Bild: Ein Bild von einer Stadt ist Potsdam. Doch das Bild hat Risse bekommen
Dienstagnachmittag. Draußen spiegeln große Pfützen die Graffiti der
Backsteinmauern. Von einem alten Sofa und der Alte-Paletten-Sitzgruppe
tropft es. Durch eine Tür und einen Vorhang geht es hinein ins Café. Hier
ist es schummrig, warm und trocken. Achim Trautvetter, die Brille auf die
pinkfarbene Mütze geschoben, schwarze Skijacke, lehnt auf einem Holzstuhl.

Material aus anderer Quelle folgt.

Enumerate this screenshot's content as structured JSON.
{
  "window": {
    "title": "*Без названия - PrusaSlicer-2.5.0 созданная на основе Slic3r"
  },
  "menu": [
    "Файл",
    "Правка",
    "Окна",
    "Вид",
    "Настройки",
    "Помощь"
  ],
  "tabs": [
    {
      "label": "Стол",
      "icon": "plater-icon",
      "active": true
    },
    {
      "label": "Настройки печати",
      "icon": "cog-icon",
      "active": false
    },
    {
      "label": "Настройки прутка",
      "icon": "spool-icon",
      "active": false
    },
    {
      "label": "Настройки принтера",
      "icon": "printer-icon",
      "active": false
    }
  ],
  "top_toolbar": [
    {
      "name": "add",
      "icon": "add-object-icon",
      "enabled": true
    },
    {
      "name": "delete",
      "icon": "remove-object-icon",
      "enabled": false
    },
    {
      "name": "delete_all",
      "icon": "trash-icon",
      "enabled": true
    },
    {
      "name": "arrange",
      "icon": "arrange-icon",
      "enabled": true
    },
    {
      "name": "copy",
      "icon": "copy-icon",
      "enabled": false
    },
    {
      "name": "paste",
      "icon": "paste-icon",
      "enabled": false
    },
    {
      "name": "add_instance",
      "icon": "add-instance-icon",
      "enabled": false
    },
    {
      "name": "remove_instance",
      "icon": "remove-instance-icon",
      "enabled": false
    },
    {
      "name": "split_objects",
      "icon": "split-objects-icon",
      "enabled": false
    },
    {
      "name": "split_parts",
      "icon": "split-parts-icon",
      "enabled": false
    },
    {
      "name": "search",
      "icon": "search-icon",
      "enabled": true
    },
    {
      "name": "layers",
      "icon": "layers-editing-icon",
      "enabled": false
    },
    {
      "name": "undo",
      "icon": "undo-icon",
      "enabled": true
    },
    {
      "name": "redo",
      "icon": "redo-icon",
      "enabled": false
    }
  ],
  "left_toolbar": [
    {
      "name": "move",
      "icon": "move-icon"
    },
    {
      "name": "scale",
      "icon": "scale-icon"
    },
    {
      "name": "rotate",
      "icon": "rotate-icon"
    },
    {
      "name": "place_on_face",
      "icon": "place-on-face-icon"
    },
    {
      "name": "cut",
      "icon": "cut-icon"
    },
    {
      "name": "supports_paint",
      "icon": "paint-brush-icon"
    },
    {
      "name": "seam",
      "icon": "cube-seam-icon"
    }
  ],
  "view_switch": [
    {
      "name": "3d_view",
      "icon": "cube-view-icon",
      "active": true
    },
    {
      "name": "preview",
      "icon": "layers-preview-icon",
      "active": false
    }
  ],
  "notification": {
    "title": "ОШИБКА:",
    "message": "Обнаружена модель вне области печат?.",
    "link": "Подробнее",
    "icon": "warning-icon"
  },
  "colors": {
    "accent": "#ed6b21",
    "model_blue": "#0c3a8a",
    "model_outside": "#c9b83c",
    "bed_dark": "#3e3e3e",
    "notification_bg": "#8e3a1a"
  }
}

Wie es ihm gerade geht? „Na, beschissen.“
Trautvetter ist Geschäftsführer der Cultus UG, einer
Unternehmergesellschaft, die das [1][Kulturzentrum Freiland] betreibt, ein
Club, Projekthäuser, Spielplatz und Garten, auf den 12.000 Quadratmetern
eines ehemaligen Industriegeländes. Und das Cafè, in dem an diesem trüben
Dienstagnachmittag Ende Januar Trautvetter sitzt und über die
Haushaltssituation Potsdams spricht, die irgendwie zum Wetter passt. Denn
Potsdam muss sparen. Dem Freiland könnte eine Kürzung der städtischen
Förderung von 15.000 Euro drohen. Das ist nicht existenzgefährdend, trifft
aber auf eine Einrichtung, die sowieso am unteren Level arbeitet. Andere
wird es härter treffen.
1,12 Milliarden Euro will die Brandenburgische Landeshauptstadt 2025
ausgeben, so viel wie noch nie. Trotzdem hängt das Wort vom „Sparhaushalt“
über der Stadt wie ein riesiger, schwerer Betonklotz an einem Kran, und
alle gucken bang nach oben und warten, ob er runterkracht. Bislang hat sich
die Stadt einigermaßen durch die angespannte Finanzlage nach Corona und dem
russischen Angriffskrieg auf die Ukraine gewurstelt, aber ab dem nächsten
Jahr wird es eng.
2025 erwartet der Stadtkämmerer ein Defizit von knapp 55 Millionen Euro,
2026 knapp 57 Millionen Euro. „Die dauernde Leistungsfähigkeit ist demnach
derzeit nicht nachweisbar“, heißt es im Haushaltsentwurf der
Stadtverwaltung, was bedeutet: In Zukunft droht die Zwangsverwaltung der
Landeshauptstadt durch das Land. Notwendige Investitionen, etwa in die
Wärmewende der Stadt, wären nicht mehr möglich.
Den Ausweg sieht die Stadtspitze in einer freiwilligen
Haushaltskonsolidierung. Und weil sie bei Pflichtaufgaben wie dem Betrieb
von Schulen oder der Abfallentsorgung nicht oder kaum sparen kann, trifft
es den freiwilligen Bereich: Kultur, Jugendarbeit, Sport.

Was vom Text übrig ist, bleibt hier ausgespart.